京都が「漫画」発信の一大拠点になりつつあるのをご存じでしょうか。出版社のほとんどが東京にあるのになぜ? と思われるかもしれませんが、その動きの中心には一つの大学があります。京都精華大学です。今回は、京都精華大学の試みについて取材しました。

京都精華大学はマンガ学部を持ち、漫画業界に多くの人材を提供するための教育課程を設けています。実は、漫画を大学で教えようという当大学の試みは最近始まったことではありません。その原点は1973年(昭和48年)にまでさかのぼります。

京都精華大学 マンガ学部 学部長の吉村和真さんにお話を伺いました。

【連載中でお薦めの歴史漫画10選―「『ヒストリエ』作:岩明均」「『キングダム』作:原泰久」】

なぜ大学で漫画を教えるの!?

――「なぜ大学にマンガ学部があるの?」と言われませんか。

吉村学部長 「なぜ大学で漫画を教える必要があるんだ」という声があっても当然だと思います。「漫画」は普通の人との距離が近いものです。ですから「たかが漫画」、また「漫画は学ぶものではない」といった気持ちになりやすいのでしょう。

でも、漫画はもっと深いものですし、非常にポテンシャルの高い「表現」だと思います。表現方法として「油絵」があり、その描き方を教える大学があるなら、「漫画」の描き方を教える大学があっても至極当然ではないでしょうか。

――なるほど。

吉村学部長 ただ、「文化」「芸術」といった言葉に引きずられてしまうと、それも漫画について語っていることにはならないとも思っています。「なぜ漫画なのか?」という気持ちは大事だと思います。

「なぜ漫画?」という気持ちを持たせつつ「だから漫画」、本学部は、それを4年間かけて学ぶ場です。「なぜそんなことをやるの?」という問いは、いつも持っていてほしいと思います。それは「経済学部」であっても「文学部」であっても同じことでしょう。

なぜ大学にマンガ学部ができたのか?

――そもそもなぜ大学にマンガ学部を設立したのでしょうか。

吉村学部長 もともと本学は美術系の大学ですが、1973年(昭和48年)に「美術学部」の「デザイン学科」の中に「マンガクラス」を設けたのが始まりです。

芸術の一環として漫画を捉えるという設立主旨でした。このときは、「マンガ」といっても「ひとコマ漫画」、「風刺画」といった漫画で、いわゆる「カートゥーン」という意味でした。また、それでも漫画を扱うということで議論があったと聞いています。

――昭和48年といえば『あしたのジョー』が『週刊少年マガジン』で連載されていた最後の年ですね。「大学生が漫画を読むなんて」といった議論があった時代です。
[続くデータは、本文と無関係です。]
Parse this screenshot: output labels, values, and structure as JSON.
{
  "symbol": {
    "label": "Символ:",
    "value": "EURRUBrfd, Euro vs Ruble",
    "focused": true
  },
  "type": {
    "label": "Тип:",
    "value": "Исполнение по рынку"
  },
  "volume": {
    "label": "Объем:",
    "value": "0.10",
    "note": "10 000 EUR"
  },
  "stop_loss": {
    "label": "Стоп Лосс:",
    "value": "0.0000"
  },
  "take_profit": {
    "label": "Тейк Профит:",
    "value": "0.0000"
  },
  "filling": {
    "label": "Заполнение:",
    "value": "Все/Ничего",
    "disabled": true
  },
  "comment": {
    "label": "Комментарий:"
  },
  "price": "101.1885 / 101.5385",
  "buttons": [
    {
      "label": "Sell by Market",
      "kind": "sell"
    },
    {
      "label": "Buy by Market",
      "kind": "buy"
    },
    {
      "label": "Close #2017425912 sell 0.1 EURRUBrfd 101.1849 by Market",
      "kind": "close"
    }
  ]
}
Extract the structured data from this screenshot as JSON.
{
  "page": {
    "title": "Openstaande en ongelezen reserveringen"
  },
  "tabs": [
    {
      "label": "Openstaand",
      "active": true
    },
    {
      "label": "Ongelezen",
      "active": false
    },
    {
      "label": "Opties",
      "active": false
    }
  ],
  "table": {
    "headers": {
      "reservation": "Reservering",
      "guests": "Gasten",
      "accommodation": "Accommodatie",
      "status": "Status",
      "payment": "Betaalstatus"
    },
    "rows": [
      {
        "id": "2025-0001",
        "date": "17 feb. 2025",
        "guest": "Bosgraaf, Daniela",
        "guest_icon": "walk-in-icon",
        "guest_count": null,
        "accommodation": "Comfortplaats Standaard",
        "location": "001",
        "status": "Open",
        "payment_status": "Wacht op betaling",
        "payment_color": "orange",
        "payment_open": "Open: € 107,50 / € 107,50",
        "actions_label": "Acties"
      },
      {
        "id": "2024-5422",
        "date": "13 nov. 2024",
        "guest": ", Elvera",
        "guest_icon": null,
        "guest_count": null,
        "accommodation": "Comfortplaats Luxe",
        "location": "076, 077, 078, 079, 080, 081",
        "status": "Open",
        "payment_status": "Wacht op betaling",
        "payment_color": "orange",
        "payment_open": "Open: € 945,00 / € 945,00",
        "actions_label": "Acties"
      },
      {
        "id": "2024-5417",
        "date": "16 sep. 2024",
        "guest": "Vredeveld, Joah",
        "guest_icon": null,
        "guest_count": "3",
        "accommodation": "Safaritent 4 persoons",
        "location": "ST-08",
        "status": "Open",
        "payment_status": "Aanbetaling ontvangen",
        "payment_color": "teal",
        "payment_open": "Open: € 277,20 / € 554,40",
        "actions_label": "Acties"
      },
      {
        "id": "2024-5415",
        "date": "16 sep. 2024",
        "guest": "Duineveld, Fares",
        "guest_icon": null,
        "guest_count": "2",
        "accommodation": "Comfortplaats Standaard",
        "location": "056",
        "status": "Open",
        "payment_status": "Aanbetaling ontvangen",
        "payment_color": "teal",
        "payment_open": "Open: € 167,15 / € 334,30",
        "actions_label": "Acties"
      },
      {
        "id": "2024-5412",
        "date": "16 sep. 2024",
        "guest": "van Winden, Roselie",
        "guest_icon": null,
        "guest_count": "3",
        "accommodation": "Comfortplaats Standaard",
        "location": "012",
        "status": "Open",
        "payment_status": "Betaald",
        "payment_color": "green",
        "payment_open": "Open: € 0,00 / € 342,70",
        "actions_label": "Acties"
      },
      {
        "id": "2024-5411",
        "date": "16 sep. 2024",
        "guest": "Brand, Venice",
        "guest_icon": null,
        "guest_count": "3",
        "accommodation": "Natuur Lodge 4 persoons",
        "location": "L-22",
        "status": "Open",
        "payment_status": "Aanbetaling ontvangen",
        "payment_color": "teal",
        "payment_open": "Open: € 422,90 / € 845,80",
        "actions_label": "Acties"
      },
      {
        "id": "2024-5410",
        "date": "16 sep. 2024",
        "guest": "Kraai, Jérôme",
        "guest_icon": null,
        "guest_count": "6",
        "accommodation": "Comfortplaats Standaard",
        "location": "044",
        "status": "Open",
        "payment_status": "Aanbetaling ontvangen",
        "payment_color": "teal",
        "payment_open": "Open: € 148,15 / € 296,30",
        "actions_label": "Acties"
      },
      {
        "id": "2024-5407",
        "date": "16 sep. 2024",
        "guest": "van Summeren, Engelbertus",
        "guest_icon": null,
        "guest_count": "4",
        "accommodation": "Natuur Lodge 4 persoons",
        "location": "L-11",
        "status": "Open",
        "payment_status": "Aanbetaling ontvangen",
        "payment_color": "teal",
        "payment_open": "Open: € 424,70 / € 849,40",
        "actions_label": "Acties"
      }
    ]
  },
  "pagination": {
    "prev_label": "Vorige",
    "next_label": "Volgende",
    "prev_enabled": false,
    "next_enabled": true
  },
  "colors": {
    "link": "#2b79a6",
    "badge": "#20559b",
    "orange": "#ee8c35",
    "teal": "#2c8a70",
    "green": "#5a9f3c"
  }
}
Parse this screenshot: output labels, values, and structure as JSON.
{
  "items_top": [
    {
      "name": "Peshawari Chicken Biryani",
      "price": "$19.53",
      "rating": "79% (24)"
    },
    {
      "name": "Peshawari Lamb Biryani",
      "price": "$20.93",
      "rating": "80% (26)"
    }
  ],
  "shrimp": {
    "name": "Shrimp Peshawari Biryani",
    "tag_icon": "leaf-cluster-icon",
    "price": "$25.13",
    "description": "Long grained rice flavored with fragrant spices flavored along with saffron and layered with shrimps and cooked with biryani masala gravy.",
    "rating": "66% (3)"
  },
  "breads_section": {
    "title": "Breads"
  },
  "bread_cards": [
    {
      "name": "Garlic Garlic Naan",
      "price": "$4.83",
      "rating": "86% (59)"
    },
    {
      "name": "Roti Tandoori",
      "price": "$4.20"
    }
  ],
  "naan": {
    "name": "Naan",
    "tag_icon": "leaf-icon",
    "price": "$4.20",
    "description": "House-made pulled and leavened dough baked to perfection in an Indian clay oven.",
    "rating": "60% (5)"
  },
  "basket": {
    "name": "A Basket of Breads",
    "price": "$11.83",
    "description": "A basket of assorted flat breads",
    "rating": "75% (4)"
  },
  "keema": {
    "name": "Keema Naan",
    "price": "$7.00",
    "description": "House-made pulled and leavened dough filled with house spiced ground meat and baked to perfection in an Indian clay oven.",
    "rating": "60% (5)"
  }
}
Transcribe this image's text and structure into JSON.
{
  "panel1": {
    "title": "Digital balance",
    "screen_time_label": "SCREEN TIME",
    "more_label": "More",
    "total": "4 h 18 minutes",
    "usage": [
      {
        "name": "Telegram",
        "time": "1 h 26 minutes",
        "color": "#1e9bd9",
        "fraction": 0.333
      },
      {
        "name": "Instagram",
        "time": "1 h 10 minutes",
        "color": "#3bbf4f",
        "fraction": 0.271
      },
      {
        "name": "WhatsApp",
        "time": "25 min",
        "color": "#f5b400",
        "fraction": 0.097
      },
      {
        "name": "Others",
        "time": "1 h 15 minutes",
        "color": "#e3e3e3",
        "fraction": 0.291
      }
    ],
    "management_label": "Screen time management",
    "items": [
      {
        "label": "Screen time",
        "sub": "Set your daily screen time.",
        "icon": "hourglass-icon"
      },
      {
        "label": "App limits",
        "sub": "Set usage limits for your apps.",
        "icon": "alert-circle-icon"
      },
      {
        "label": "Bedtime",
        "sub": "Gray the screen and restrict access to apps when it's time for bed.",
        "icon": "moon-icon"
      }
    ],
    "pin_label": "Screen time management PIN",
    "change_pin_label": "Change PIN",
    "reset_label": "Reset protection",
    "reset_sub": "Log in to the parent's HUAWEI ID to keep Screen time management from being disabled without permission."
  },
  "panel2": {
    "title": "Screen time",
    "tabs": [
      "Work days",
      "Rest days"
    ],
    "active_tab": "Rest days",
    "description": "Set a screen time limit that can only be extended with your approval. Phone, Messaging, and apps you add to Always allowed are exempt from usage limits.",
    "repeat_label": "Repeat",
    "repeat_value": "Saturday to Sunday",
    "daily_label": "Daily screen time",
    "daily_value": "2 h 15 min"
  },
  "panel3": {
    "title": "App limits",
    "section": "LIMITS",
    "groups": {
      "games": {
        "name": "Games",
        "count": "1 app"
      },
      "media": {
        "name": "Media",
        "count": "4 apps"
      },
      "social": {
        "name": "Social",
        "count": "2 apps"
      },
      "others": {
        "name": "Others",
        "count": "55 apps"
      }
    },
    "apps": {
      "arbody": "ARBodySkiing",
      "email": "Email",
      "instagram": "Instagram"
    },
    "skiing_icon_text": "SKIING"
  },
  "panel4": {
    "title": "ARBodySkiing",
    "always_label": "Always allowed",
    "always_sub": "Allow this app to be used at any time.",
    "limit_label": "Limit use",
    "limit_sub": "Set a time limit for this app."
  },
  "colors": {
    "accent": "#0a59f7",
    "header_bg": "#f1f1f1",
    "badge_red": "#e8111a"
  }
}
吉村学部長 当時は、漫画の社会的地位が現在と比べてずっと低かったのです。ですから、大学で漫画を扱うということに議論があって当然だったのでしょう。

――その後はどのような道のりでしたか。

吉村学部長 いわゆるストーリー漫画を扱う課程ができたのは2000年(平成12年)です。芸術学部の中に「マンガ学科」が開設されました。アートの中で漫画を扱うというスタンスには限界があるということで、ここで大きくかじを切ったのです。

この学科の中に「カートゥーンコース」「ストーリーマンガコース」を設けていました。

――ストーリー漫画が芸術かというと難しいですものね。

吉村学部長 そういう考え方もありますが、「芸術の中に漫画を置くのはどうか」という議論もありましたので。これが2006年に改編されて、

・マンガ学科(カートゥーン/ストーリーの2コース)
・アニメーション学科
・マンガプロデュース学科(原作者/編集者の2コース)

という3学科になりました。

――中身が厚くなってきましたね。

吉村学部長 さらに2013年(平成25年)に再編が行われました。マンガプロデュース学科を1コースにしてマンガ学科の中に入れ、マンガ学科の中に「キャラクターデザインコース」「ギャグマンガコース」を新設して現在の形になっています。

マンガ学部の現在の学科・コース

●マンガ学科
カートゥーンコース
ストーリーマンガコース
マンガプロデュースコース
キャラクターデザインコース
ギャグマンガコース
●アニメーション学科

漫画家さんを先生に招くことの難しさ

――講師はプロの漫画家が務めていらっしゃいますが、招聘(しょうへい)するのは難しくはないですか。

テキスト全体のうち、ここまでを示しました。